Entertainment Weekly gave the episode a "B–" grade, and wrote, "Billy's psycho routine is growing tiresome, and it's too soon after Gabe's brother to go back to the dead-kid well. But Hall turns David's anti-Kroehner rant at the convention into a tour de force, and his encounter with a buxom lap dancer is a hoot." Mark Zimmer of Digitally Obsessed gave the episode a 3.5 out of 5 rating, writing "Ruth has difficulty in dealing with David's homosexuality, or more specifically his reticence about it, and tries to move beyond funereal flower arranging. David is having a hard time with his sexuality himself, which erupts into some bad moments in Vegas. The stiff this time is an infant dead of SIDS, which causes some emotional difficulties in the home."

TV Tome gave the episode an 8 out of 10 rating and wrote "It's really the action in Las Vegas that will keeps viewers hooked though as Nate, David and Brenda attend a funeral director's conference." Billie Doux of Doux Reviews gave the episode a 3 out of 4 stars and wrote "It would have been perfect... except for Billy stalking Brenda and taking photos of Brenda and Nate asleep in bed. And did that show us where Billy's head was at, or what? He is so in love with Brenda. And Brenda was reaching her breaking point. Way past time, too. Billy could kill someone." Television Without Pity gave the episode an "A–" grade.
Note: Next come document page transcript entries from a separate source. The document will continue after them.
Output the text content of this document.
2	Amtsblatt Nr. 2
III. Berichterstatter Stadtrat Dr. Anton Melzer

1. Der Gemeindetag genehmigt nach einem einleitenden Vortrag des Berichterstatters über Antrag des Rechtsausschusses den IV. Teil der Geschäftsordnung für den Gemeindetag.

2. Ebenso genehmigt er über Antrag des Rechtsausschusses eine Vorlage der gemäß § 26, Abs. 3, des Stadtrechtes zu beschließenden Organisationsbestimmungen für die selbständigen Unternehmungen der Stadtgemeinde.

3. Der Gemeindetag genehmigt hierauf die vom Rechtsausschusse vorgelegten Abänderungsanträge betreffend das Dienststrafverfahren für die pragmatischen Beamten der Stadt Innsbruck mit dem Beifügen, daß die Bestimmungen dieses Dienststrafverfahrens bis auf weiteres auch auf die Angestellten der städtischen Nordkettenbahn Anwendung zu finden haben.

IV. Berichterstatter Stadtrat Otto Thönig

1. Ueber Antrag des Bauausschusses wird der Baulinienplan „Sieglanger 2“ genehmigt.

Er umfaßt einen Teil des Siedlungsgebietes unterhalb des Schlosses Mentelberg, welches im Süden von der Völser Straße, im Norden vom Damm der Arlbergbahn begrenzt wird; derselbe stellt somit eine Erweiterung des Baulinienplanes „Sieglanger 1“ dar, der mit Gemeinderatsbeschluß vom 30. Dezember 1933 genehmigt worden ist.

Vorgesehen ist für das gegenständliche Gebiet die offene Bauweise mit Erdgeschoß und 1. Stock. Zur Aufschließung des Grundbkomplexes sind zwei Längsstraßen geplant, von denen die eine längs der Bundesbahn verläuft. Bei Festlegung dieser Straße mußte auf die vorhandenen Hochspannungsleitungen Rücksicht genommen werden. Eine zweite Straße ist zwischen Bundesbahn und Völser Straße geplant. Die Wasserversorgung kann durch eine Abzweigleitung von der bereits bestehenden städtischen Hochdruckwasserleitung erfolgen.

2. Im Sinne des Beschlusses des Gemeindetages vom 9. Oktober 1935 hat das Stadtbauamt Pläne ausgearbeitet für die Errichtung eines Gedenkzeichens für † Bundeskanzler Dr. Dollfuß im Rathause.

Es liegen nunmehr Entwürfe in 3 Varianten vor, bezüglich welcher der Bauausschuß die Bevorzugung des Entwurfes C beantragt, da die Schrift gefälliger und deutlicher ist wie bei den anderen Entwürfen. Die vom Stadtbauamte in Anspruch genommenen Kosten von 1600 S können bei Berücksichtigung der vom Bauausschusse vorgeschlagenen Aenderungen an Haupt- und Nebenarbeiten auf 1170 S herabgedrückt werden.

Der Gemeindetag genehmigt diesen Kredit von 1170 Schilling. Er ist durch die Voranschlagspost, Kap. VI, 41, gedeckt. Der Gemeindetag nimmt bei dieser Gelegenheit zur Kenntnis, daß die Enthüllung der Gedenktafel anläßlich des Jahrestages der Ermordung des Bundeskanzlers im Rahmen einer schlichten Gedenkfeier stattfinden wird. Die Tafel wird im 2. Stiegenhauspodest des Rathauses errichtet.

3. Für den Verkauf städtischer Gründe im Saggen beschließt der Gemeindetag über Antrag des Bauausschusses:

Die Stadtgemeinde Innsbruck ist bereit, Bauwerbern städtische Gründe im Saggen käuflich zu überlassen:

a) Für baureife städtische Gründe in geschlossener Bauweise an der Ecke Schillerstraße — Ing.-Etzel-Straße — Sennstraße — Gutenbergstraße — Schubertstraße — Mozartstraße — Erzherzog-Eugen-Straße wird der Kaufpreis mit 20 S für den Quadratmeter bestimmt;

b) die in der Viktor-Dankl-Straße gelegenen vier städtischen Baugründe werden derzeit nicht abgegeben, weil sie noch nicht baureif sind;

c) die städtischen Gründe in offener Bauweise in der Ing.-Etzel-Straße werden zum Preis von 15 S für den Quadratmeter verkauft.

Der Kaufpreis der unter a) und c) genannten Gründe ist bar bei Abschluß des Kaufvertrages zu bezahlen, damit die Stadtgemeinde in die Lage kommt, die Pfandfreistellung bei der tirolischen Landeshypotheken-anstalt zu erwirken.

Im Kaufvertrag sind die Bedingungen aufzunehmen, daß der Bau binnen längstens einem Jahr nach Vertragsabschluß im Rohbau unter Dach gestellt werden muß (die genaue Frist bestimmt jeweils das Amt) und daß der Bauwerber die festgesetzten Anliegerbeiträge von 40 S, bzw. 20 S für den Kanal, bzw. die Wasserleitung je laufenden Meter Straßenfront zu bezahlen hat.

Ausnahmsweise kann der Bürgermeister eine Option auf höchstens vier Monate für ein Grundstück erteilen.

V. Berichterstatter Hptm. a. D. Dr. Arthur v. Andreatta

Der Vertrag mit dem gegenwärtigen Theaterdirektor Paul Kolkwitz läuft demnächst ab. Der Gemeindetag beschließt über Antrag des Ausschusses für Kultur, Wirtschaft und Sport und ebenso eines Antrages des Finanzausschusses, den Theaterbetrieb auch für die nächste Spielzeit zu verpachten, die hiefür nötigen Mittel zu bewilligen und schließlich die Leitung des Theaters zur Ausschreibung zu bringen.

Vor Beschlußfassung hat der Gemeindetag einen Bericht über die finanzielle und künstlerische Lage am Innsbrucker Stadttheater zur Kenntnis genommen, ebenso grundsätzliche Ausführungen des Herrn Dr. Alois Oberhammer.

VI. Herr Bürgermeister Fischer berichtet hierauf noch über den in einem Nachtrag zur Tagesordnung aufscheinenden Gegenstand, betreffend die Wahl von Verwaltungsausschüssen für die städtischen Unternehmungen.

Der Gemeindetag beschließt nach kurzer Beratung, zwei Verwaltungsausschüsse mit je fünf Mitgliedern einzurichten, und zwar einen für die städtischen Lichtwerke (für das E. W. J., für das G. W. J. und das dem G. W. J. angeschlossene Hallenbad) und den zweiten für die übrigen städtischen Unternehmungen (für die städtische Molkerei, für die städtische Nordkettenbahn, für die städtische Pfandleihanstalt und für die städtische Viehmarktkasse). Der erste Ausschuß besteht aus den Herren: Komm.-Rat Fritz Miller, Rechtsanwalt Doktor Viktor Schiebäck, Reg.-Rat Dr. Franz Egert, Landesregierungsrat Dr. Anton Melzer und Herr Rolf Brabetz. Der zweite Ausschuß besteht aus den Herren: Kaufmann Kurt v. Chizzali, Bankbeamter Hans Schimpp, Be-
In 2016, Ross Bonaime of Paste ranked it 30th out of all 63 Six Feet Under episodes and wrote, "“The Trip” offers the characters on Six Feet Under some intense highs as well as incredibly low lows. On a trip to Las Vegas for a funeral director's conference, David stands up, once again, to Kroener... but is then arrested for having sex with a prostitute in public. Nate and Brenda take a much-needed vacation which seems like a fantastic idea, until they realize that Billy is stalking them. Meanwhile, back home, Claire finally finds Gabe, discovers that he's overdosed, admits she loves him and dives right into a terrible relationship choice, while Rico has to prepare a baby for a funeral—a task made even more difficult because his own baby is on the way. As the first season nears its end, “The Trip” begins to put pieces into place for the climatic season finale."

===Accolades===
Freddy Rodriguez and Lauren Ambrose submitted the episode to support their nominations for Outstanding Supporting Actor in a Drama Series and Outstanding Supporting Actress in a Drama Series at the 54th Primetime Emmy Awards. They would respectively lose to John Spencer and Stockard Channing for The West Wing.